The rosebush by the presents had been buzzing with bees.
She was down the stairs and through the door before she knew she had moved. The sun was blinding, suddenly, and the line of shining cars parked along the cul-de-sac registered as a colourful blur.
‘Here.’ Lindsay was beside her, and she steered Nell towards her car. It was the only one here with a dull finish and a passe
nger-side mirror that was held in place by black electrical tape.
‘The car seat is in Ethan’s car.’ Nell’s voice floated away from her as she spoke.
‘The hospital is only a few blocks. Just hold her.’
Nell’s eyes were filling with tears. ‘I need to get Mrs Eddleton. I won’t know what to do, I—’
‘There isn’t time, Nell, pull your shit together.’ Lindsay opened the passenger door and pushed her into the seat.

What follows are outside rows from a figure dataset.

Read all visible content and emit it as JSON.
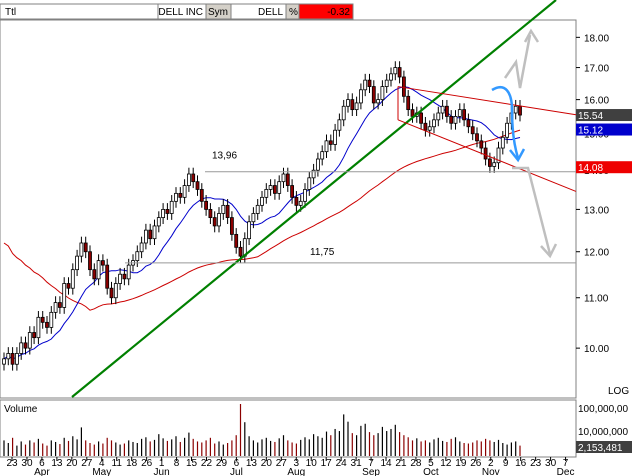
{
  "header": {
    "ticker_label": "Ttl",
    "company": "DELL INC",
    "sym_label": "Sym",
    "symbol": "DELL",
    "pct_label": "%",
    "change": "-0.32"
  },
  "volume_label": "Volume",
  "log_label": "LOG",
  "colors": {
    "up_candle": "#000000",
    "down_candle": "#8b0000",
    "ma_short": "#0000cc",
    "ma_long": "#cc0000",
    "trend_line": "#008000",
    "channel": "#cc0000",
    "level_line": "#999999",
    "projection_up": "#bfbfbf",
    "projection_blue": "#3399ff",
    "tag_dark": "#404040",
    "tag_blue": "#0000cc",
    "tag_red": "#ee0000"
  },
  "price_tags": [
    {
      "label": "15.54",
      "value": 15.54,
      "color": "tag_dark"
    },
    {
      "label": "15.12",
      "value": 15.12,
      "color": "tag_blue"
    },
    {
      "label": "14.08",
      "value": 14.08,
      "color": "tag_red"
    }
  ],
  "annotations": [
    {
      "label": "13,96",
      "value": 13.96
    },
    {
      "label": "11,75",
      "value": 11.75
    }
  ],
  "volume_axis": {
    "tick_labels": [
      "100,000,00",
      "10,000,000"
    ],
    "current_label": "2,153,481"
  },
  "chart_data": {
    "type": "candlestick",
    "scale": "log",
    "ylim": [
      9.1,
      18.6
    ],
    "y_ticks": [
      10,
      11,
      12,
      13,
      14,
      15,
      16,
      17,
      18
    ],
    "y_tick_labels": [
      "10.00",
      "11.00",
      "12.00",
      "13.00",
      "14.00",
      "15.00",
      "16.00",
      "17.00",
      "18.00"
    ],
    "x_day_labels": [
      "23",
      "30",
      "6",
      "13",
      "20",
      "27",
      "4",
      "11",
      "18",
      "26",
      "1",
      "8",
      "15",
      "22",
      "29",
      "6",
      "13",
      "20",
      "27",
      "3",
      "10",
      "17",
      "24",
      "31",
      "7",
      "14",
      "21",
      "28",
      "5",
      "12",
      "19",
      "26",
      "2",
      "9",
      "16",
      "23",
      "30",
      "7"
    ],
    "x_month_labels": [
      "Apr",
      "May",
      "Jun",
      "Jul",
      "Aug",
      "Sep",
      "Oct",
      "Nov",
      "Dec"
    ],
    "close": [
      9.8,
      9.9,
      9.7,
      9.9,
      10.1,
      10.0,
      10.3,
      10.2,
      10.6,
      10.5,
      10.4,
      10.7,
      10.9,
      10.8,
      11.3,
      11.2,
      11.6,
      11.9,
      12.2,
      12.0,
      11.6,
      11.4,
      11.8,
      11.7,
      11.2,
      11.0,
      11.3,
      11.5,
      11.4,
      11.7,
      11.8,
      12.0,
      12.2,
      12.5,
      12.3,
      12.6,
      12.8,
      13.0,
      12.9,
      13.2,
      13.4,
      13.3,
      13.6,
      13.9,
      13.7,
      13.5,
      13.2,
      13.0,
      12.8,
      12.6,
      12.9,
      13.1,
      12.8,
      12.4,
      12.1,
      11.9,
      12.3,
      12.7,
      12.9,
      13.1,
      13.3,
      13.5,
      13.6,
      13.4,
      13.7,
      13.9,
      13.6,
      13.3,
      13.1,
      13.2,
      13.5,
      13.8,
      14.0,
      14.3,
      14.5,
      14.8,
      14.7,
      15.1,
      15.4,
      15.8,
      16.0,
      15.7,
      15.9,
      16.3,
      16.6,
      16.4,
      15.9,
      16.0,
      16.4,
      16.6,
      16.8,
      17.0,
      16.7,
      16.1,
      15.7,
      15.5,
      15.6,
      15.3,
      15.1,
      15.2,
      15.4,
      15.6,
      15.8,
      15.5,
      15.3,
      15.5,
      15.7,
      15.4,
      15.2,
      15.0,
      14.8,
      14.6,
      14.3,
      14.1,
      14.2,
      14.6,
      14.9,
      15.3,
      15.6,
      15.8,
      15.54
    ],
    "vol_rel": [
      0.3,
      0.25,
      0.35,
      0.2,
      0.28,
      0.22,
      0.3,
      0.26,
      0.33,
      0.24,
      0.2,
      0.3,
      0.27,
      0.23,
      0.35,
      0.29,
      0.38,
      0.32,
      0.55,
      0.3,
      0.25,
      0.22,
      0.28,
      0.24,
      0.35,
      0.3,
      0.26,
      0.22,
      0.24,
      0.3,
      0.27,
      0.25,
      0.33,
      0.36,
      0.28,
      0.31,
      0.42,
      0.34,
      0.29,
      0.32,
      0.38,
      0.27,
      0.35,
      0.45,
      0.33,
      0.28,
      0.26,
      0.3,
      0.35,
      0.24,
      0.28,
      0.22,
      0.25,
      0.3,
      0.4,
      1.0,
      0.65,
      0.38,
      0.3,
      0.26,
      0.32,
      0.35,
      0.29,
      0.27,
      0.34,
      0.4,
      0.3,
      0.26,
      0.24,
      0.31,
      0.36,
      0.32,
      0.42,
      0.38,
      0.35,
      0.47,
      0.4,
      0.52,
      0.48,
      0.8,
      0.66,
      0.44,
      0.4,
      0.58,
      0.62,
      0.46,
      0.4,
      0.44,
      0.56,
      0.48,
      0.52,
      0.6,
      0.46,
      0.4,
      0.36,
      0.3,
      0.34,
      0.28,
      0.3,
      0.26,
      0.32,
      0.35,
      0.29,
      0.27,
      0.33,
      0.36,
      0.28,
      0.25,
      0.24,
      0.26,
      0.3,
      0.28,
      0.33,
      0.3,
      0.27,
      0.31,
      0.25,
      0.22,
      0.26,
      0.28,
      0.2
    ]
  }
}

Lindsay started the car, and the radio came on with it, full blast. The burst of sound prompted no reaction from the baby, whose close proximity felt nothing like affection and everything like exhaustion, now that Nell was really paying attention.
‘Reina?’ Nell cupped the baby’s chin in her hand. ‘Does it hurt? Can you show me where the nasty bee stung you?’
The baby’s chest heaved with laboured breaths, but her eyes were calm even as they began to dull. She was staring at Nell. Observing her, Nell thought. She found Nell’s panic interesting.
Lindsay drove recklessly and without fear, and pulled to a screeching stop in an ambulance zone. ‘Go,’ she told Nell. ‘I’ll park and then I’ll come find you inside.’
It had been a year since Nell was in a hospital holding her baby. That year felt like a lifetime. Everything had changed. But to the nurses she was still a bumbling teenage mother who was entirely to blame for whatever situation she and her baby were in.
Someone took Reina away from her, without kindness or explanation, leaving her to sit in a crowded waiting room.
By the time Lindsay found her, Nell was hugging her own stomach and sobbing.
‘Oh, Nell.’ Lindsay dropped into the chair beside her and pulled her into her arms. ‘It’s going to be okay. Things like this happen all the time.’
The rarity of such a sincere comfort, untainted by Lindsay’s usual sarcasm, only made her cry that much harder. Because Nell knew the truth. She would have given anything to be frightened about the bee sting, but she wasn’t. There was no shot that could be given to the baby, no remedy that would fix her. The baby was broken in some other way, and Nell was tired, so tired, of pretending she wasn’t.